ASC35 (Ascletis once-monthly GLP-1R/GIPR dual peptide agonist)
Also known as: ASC35, Ascletis once-monthly GLP-1/GIP peptide
Overview
ASC35 is an investigational once-monthly subcutaneously administered GLP-1 receptor (GLP-1R) and GIP receptor (GIPR) dual peptide agonist being developed by Ascletis Pharma Inc. (HKEX: 1672) for the treatment of obesity. ASC35 is formulated in the company's proprietary Self-Assembling Lipid Depot (SALD) — a low-viscosity solution of lipids, biocompatible organic solvents, and the active peptide that can be drawn into an auto-injector pen and injected subcutaneously through a 29-gauge needle. After subcutaneous administration, the solution transforms into a gel-like depot in the tissue. Tissue enzymes slowly degrade the depot, releasing the peptide over a one-month or longer period. The U.S. Food and Drug Administration cleared the Phase 1 Investigational New Drug application for ASC35 on June 23, 2026. The Phase 1 trial is randomized, double-blind, and placebo-controlled in 84 participants with obesity (BMI ≥ 30 kg/m²) or overweight (BMI ≥ 27 kg/m² with weight-related comorbidity). Part A is a single-ascending-dose study; Part B is a multiple-ascending-dose study with a head-to-head comparator arm against the FDA-approved tirzepatide once-weekly formulation. In a head-to-head diet-induced obese (DIO) mouse study, ASC35 demonstrated approximately 71% greater relative body-weight reduction than tirzepatide. In head-to-head non-human primate studies, the average observed half-life of ASC35 was approximately six-fold longer than tirzepatide. ASC35 is one of several once-monthly to once-quarterly peptides Ascletis is advancing through its Ultra-Long-Acting Platform (ULAP). The drug is not approved for any indication and is available only through clinical trials.
Mechanism of Action
Dual peptide agonist at the GLP-1 receptor (GLP-1R) and the GIP receptor (GIPR). Activation of GLP-1R drives glucose-dependent insulin secretion, suppression of glucagon, delayed gastric emptying, and central appetite suppression via hypothalamic and brainstem GLP-1 neurons. Co-activation of GIPR is thought to contribute to weight loss and tolerability through complementary effects on adipose tissue and possibly central nervous system pathways. The Self-Assembling Lipid Depot (SALD) formulation enables once-monthly subcutaneous dosing: the low-viscosity injection solution transforms into a tissue depot after administration, and tissue enzymes gradually degrade the depot to release the peptide over a month or longer.
Potential Benefits
- Once-monthly subcutaneous administration via auto-injector with 29-gauge needle
- Approximately 71% greater body-weight reduction than tirzepatide in head-to-head DIO mouse study (preclinical)

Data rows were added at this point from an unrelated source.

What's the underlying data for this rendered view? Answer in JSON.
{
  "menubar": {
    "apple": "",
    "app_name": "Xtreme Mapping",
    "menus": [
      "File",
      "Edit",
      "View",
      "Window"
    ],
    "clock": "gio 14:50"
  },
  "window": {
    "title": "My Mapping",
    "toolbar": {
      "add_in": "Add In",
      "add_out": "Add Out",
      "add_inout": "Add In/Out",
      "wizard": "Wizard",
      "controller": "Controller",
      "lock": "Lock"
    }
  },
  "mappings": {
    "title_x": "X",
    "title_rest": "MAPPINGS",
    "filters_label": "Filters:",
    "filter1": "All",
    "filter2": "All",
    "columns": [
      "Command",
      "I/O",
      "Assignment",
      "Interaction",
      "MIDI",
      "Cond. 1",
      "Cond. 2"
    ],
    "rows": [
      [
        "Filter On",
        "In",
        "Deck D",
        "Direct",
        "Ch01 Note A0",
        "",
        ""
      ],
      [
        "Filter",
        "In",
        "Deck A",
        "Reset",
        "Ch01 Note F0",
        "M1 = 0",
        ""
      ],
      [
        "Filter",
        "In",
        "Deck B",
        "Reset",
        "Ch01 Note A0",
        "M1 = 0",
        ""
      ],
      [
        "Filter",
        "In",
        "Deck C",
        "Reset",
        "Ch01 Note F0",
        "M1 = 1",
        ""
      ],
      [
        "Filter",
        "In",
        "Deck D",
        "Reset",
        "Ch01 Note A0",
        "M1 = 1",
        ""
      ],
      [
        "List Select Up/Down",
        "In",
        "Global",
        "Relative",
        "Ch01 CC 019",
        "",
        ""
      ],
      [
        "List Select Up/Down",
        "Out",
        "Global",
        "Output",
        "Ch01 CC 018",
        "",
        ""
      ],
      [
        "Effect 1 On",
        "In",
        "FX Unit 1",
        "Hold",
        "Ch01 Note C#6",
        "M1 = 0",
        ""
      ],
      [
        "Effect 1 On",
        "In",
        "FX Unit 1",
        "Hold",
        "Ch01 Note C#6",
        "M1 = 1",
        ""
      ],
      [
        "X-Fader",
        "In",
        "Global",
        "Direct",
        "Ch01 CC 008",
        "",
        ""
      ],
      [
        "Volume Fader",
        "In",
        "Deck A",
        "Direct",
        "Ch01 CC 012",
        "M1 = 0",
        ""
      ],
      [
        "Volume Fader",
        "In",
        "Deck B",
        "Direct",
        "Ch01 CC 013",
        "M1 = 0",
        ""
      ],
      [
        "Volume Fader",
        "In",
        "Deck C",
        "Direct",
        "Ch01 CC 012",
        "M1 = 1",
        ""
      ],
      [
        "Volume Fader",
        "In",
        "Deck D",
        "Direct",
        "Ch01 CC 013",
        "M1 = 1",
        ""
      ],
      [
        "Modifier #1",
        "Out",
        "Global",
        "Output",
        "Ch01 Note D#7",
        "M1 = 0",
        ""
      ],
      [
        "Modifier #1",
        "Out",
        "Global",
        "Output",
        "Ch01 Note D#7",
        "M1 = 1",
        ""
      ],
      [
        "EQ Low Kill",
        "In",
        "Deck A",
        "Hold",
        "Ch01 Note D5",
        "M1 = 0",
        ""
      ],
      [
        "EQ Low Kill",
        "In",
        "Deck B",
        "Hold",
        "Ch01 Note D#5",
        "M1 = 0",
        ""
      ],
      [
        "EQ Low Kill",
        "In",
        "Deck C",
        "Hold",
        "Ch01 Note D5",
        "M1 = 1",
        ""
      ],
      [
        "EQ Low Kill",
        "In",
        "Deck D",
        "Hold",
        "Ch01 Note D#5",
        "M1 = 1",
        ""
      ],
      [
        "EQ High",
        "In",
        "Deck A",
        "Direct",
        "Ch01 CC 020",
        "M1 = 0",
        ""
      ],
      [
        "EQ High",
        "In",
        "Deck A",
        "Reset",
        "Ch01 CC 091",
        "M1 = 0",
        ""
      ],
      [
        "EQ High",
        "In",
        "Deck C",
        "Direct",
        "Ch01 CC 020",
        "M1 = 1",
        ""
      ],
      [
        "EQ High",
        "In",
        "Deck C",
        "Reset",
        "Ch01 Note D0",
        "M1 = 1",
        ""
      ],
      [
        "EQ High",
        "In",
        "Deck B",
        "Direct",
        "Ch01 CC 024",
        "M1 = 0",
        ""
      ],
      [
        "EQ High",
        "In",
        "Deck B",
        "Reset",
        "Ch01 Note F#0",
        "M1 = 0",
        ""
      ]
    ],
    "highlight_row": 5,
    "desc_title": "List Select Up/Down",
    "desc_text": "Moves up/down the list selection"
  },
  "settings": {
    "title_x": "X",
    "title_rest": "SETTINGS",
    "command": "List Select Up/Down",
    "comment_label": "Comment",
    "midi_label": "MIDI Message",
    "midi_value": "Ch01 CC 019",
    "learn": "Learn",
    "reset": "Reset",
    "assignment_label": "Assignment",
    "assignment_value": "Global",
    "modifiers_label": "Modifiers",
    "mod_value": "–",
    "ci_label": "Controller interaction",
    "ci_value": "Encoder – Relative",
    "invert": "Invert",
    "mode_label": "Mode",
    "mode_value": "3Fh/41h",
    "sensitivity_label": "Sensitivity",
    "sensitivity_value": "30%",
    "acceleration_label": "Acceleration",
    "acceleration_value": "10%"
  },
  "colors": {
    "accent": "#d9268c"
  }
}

- Approximately 6-fold longer half-life than tirzepatide in head-to-head non-human primate studies (preclinical)
- GLP-1R/GIPR dual mechanism, same receptor profile validated by tirzepatide
- SALD depot platform may improve adherence relative to weekly injectables (52 injections/year → 12)
Research Dosage Notes
The following reflects doses used in published research studies. This is not medical advice.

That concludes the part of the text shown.